NASA says additional software tests are needed before Space Exploration Technologies Corp. (SpaceX) can be cleared to launch its unmanned Dragon capsule to the international space station this spring.

“SpaceX notified us last week that they would like to make additional software modifications,” Josh Byerly, a NASA spokesman based at the Johnson Space Center in Houston, told Space News Jan. 21. “Those modifications will require an integrated software retest. We are planning on supporting a software regression test with the SpaceX updated software in mid to late February.”

Kirstin Grantham, a SpaceX spokeswoman in Washington, confirmed that Dragon would launch no earlier than March 20. The mission is a demonstration flight meant to clear SpaceX to begin delivering cargo to the space station under a $1.6 billion contract with NASA.

Grantham declined to cite a specific technical reason for the delay or elaborate on a Jan. 16 SpaceX press release announcing Dragon would not launch in early February as previously planned.

“We believe there are a few areas that will benefit from additional work and will optimize the safety and success of this mission,” SpaceX said in the release.

NASA announced the Feb. 7 target date for Dragon’s launch from Cape Canaveral Air Force Station, Fla., atop a SpaceX Falcon 9 rocket during the second week of December. NASA said at the same time that it agreed to allow SpaceX to send Dragon to rendezvous and berth with the space station on the upcoming mission, an objective SpaceX originally proposed to attempt only after completing two Dragon demo flights not bound for the space station.

By the time SpaceX conducted its first Dragon demo launch in December 2010, the company was lobbying to combine the objectives of the second and third demo flights into a single mission.

Byerly said NASA still backs SpaceX’s plan to send Dragon to the space station during the upcoming mission, provided the autonomous spacecraft passes a series of on-orbit tests to ensure it can do so safely. “Any objectives not met on this flight will be addressed during the next SpaceX flight to the [international space station],” he said.

NASA and SpaceX have not set a new target launch date for the mission. Byerly said activity at the international space station will play a role in setting a new date.

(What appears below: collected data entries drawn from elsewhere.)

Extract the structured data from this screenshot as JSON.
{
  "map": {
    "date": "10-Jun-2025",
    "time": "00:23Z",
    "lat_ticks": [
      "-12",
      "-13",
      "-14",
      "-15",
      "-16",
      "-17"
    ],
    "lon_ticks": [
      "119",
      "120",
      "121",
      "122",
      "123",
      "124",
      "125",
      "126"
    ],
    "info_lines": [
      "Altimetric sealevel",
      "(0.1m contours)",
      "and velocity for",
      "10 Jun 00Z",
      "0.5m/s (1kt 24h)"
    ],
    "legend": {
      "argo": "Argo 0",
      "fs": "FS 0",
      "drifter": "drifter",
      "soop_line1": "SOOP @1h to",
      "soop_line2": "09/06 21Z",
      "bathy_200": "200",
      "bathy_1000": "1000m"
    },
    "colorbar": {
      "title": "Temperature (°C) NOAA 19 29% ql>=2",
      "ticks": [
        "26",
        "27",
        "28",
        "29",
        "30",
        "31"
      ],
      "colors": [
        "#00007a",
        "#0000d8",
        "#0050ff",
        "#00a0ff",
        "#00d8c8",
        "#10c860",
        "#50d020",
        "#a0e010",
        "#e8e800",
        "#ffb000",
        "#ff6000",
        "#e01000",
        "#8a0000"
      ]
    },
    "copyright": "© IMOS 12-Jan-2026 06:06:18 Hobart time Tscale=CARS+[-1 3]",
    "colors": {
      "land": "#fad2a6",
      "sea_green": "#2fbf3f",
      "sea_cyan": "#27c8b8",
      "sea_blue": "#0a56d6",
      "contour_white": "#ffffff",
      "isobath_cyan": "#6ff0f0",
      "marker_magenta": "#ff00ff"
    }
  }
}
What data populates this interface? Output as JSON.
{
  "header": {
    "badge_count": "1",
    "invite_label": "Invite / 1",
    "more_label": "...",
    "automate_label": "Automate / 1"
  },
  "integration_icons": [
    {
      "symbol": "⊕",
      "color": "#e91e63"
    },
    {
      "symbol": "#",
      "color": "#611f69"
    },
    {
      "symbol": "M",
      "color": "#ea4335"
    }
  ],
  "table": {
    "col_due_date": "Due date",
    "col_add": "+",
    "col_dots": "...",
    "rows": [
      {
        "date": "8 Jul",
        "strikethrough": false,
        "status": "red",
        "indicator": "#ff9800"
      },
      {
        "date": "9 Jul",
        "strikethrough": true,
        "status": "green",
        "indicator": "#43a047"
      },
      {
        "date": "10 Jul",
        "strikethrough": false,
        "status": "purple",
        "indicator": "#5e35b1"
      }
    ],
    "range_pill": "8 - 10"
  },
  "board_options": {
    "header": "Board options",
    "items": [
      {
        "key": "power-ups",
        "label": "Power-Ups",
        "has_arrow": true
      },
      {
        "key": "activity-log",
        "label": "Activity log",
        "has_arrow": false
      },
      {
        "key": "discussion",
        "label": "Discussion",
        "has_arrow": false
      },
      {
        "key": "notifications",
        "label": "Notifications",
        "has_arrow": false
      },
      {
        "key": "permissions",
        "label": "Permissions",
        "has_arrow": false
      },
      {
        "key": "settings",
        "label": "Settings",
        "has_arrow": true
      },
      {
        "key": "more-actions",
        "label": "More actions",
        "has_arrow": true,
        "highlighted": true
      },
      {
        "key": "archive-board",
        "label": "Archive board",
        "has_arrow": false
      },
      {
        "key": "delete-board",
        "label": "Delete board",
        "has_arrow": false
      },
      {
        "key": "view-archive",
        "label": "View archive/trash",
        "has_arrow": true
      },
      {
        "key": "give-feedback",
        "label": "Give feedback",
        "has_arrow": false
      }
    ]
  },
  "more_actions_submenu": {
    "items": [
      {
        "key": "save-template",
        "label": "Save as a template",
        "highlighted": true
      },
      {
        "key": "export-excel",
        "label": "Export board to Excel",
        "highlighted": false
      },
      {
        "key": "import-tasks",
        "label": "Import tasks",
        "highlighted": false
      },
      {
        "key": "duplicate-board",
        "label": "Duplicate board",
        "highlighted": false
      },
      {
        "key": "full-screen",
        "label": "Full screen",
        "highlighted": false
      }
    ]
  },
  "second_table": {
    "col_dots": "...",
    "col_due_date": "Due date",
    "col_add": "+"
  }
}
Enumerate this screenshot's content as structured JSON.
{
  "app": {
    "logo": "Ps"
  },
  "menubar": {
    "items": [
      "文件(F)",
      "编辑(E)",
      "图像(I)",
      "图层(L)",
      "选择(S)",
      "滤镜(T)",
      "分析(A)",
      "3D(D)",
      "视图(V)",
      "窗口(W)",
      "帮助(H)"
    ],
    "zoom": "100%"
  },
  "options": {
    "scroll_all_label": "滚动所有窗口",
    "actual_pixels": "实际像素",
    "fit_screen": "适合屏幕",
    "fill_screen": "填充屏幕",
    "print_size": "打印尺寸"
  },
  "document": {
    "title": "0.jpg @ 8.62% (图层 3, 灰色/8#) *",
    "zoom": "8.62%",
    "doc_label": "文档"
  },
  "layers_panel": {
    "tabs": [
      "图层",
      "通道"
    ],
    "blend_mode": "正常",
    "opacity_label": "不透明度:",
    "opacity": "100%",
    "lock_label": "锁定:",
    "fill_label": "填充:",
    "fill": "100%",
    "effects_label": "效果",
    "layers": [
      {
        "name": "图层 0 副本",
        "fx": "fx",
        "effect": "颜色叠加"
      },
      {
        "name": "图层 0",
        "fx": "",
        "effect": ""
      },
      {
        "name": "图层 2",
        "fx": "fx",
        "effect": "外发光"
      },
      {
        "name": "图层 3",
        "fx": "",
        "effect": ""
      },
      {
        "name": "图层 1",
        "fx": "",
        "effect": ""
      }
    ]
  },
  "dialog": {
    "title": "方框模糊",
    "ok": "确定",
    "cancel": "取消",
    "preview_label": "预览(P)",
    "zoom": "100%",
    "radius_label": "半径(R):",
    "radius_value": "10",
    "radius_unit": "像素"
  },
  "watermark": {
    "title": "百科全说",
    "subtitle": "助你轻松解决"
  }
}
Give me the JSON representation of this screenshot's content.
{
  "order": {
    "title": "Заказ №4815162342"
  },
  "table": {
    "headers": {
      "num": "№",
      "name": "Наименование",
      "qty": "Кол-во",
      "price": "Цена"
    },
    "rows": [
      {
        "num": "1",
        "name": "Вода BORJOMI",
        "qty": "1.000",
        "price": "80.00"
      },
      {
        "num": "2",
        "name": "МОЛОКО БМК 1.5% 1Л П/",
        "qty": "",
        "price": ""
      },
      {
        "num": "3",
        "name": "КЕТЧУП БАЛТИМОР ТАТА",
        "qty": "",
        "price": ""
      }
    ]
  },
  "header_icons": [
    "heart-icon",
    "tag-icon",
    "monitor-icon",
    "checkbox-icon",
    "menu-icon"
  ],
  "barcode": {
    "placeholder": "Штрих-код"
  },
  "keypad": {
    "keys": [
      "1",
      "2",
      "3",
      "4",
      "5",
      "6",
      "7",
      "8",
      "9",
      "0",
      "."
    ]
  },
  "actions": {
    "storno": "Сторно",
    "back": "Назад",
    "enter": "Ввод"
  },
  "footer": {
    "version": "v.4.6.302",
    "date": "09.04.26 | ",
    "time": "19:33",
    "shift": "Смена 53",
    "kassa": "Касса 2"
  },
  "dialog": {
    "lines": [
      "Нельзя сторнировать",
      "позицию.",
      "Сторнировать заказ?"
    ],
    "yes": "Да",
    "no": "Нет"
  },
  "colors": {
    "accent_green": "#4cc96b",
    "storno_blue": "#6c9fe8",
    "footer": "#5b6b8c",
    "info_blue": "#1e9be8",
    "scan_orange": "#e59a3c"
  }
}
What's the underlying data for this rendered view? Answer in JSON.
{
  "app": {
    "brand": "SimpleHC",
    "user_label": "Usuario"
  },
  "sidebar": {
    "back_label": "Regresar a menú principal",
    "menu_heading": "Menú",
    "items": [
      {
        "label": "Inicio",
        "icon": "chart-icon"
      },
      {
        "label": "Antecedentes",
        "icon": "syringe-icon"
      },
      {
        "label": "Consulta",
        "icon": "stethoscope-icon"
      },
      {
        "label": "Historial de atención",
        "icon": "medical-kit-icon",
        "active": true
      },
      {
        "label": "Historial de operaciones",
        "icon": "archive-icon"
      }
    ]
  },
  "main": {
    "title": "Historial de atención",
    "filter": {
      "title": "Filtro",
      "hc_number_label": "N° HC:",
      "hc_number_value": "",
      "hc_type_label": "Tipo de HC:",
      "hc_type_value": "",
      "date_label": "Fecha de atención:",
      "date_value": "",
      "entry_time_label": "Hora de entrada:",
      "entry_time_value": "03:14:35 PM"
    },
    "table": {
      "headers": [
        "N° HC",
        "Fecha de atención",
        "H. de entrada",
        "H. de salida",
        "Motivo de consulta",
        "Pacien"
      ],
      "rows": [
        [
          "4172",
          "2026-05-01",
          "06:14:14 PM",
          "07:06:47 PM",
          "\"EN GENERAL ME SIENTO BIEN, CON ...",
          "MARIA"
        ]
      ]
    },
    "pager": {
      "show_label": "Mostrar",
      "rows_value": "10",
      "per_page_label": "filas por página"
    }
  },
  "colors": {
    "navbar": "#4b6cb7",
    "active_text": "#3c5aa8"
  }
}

A European Autonomous Transfer Vehicle is slated to deliver a fresh load of supplies to the station in mid-March. That mission, the craft’s third, will be followed in late March by the launch of a Russian Soyuz capsule carrying a new three-person crew to the station. At the end of April, Russia is due to launch an unmanned Progress ship on the second of three space station supply runs the vehicle is expected to make this year.